Option for having output tensors allocated in device memory?
jkrause1 opened this issue · comments
Hello,
I'm loading a model of a frozen graph and run it. I then check for the device of the resulting output-tensors and they all return to me
/job:localhost/replica:0/task:0/device:CPU:0
implying they reside in the host memory. I don't know if this is a result of how the graph is constructed, or if there are options missing I have to set, but I would prefer if they stay in the device memory, so I can access and process the data further via CUDA.
Hi ,
were you able to solve this ? I faced problem for a related task, meaning loading frozen_model - In my case , the error I got is terminate called after throwing an instance of 'std::bad_alloc'
what(): std::bad_alloc
I can see it has something to do with memory. When I was loading the original model , there was no issue at all. I faced this only after trying the frozen model.
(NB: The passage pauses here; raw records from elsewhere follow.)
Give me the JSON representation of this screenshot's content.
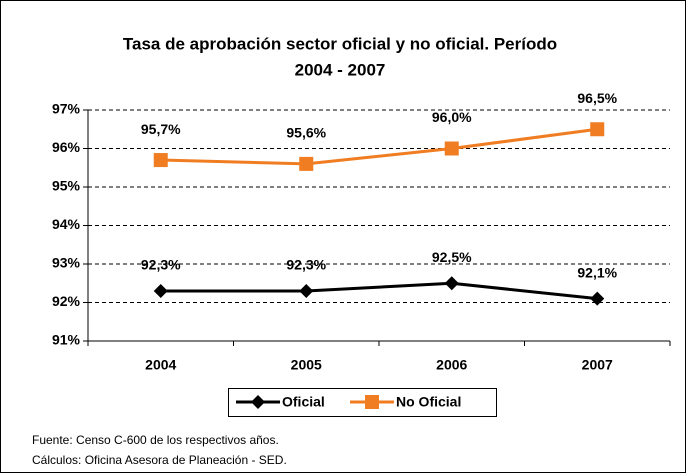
{
  "chart_data": {
    "type": "line",
    "title": "Tasa de aprobación sector oficial y no oficial. Período",
    "subtitle": "2004 - 2007",
    "categories": [
      "2004",
      "2005",
      "2006",
      "2007"
    ],
    "series": [
      {
        "name": "Oficial",
        "color": "#000000",
        "marker": "diamond",
        "values": [
          92.3,
          92.3,
          92.5,
          92.1
        ],
        "value_labels": [
          "92,3%",
          "92,3%",
          "92,5%",
          "92,1%"
        ]
      },
      {
        "name": "No Oficial",
        "color": "#f07d22",
        "marker": "square",
        "values": [
          95.7,
          95.6,
          96.0,
          96.5
        ],
        "value_labels": [
          "95,7%",
          "95,6%",
          "96,0%",
          "96,5%"
        ]
      }
    ],
    "ylim": [
      91,
      97
    ],
    "yticks": [
      {
        "value": 91,
        "label": "91%"
      },
      {
        "value": 92,
        "label": "92%"
      },
      {
        "value": 93,
        "label": "93%"
      },
      {
        "value": 94,
        "label": "94%"
      },
      {
        "value": 95,
        "label": "95%"
      },
      {
        "value": 96,
        "label": "96%"
      },
      {
        "value": 97,
        "label": "97%"
      }
    ],
    "grid": true,
    "legend": "bottom",
    "notes": [
      "Fuente: Censo C-600 de los respectivos años.",
      "Cálculos: Oficina Asesora de Planeación - SED."
    ]
  }
}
The two model are nearly same in size but there could be difference in structure of the graph though which I didn't check.
Here is how I load my frozen model :
cppflow::model model("Froozen_model_dir", cppflow::model::TYPE::FROZEN_GRAPH);
and here is how I call inference on it with sampple input
output_tensor = model(input_1);
and I got this :
terminate called after throwing an instance of 'std::bad_alloc'
what(): std::bad_alloc
Aborted (core dumped)
Any tip on how to solve this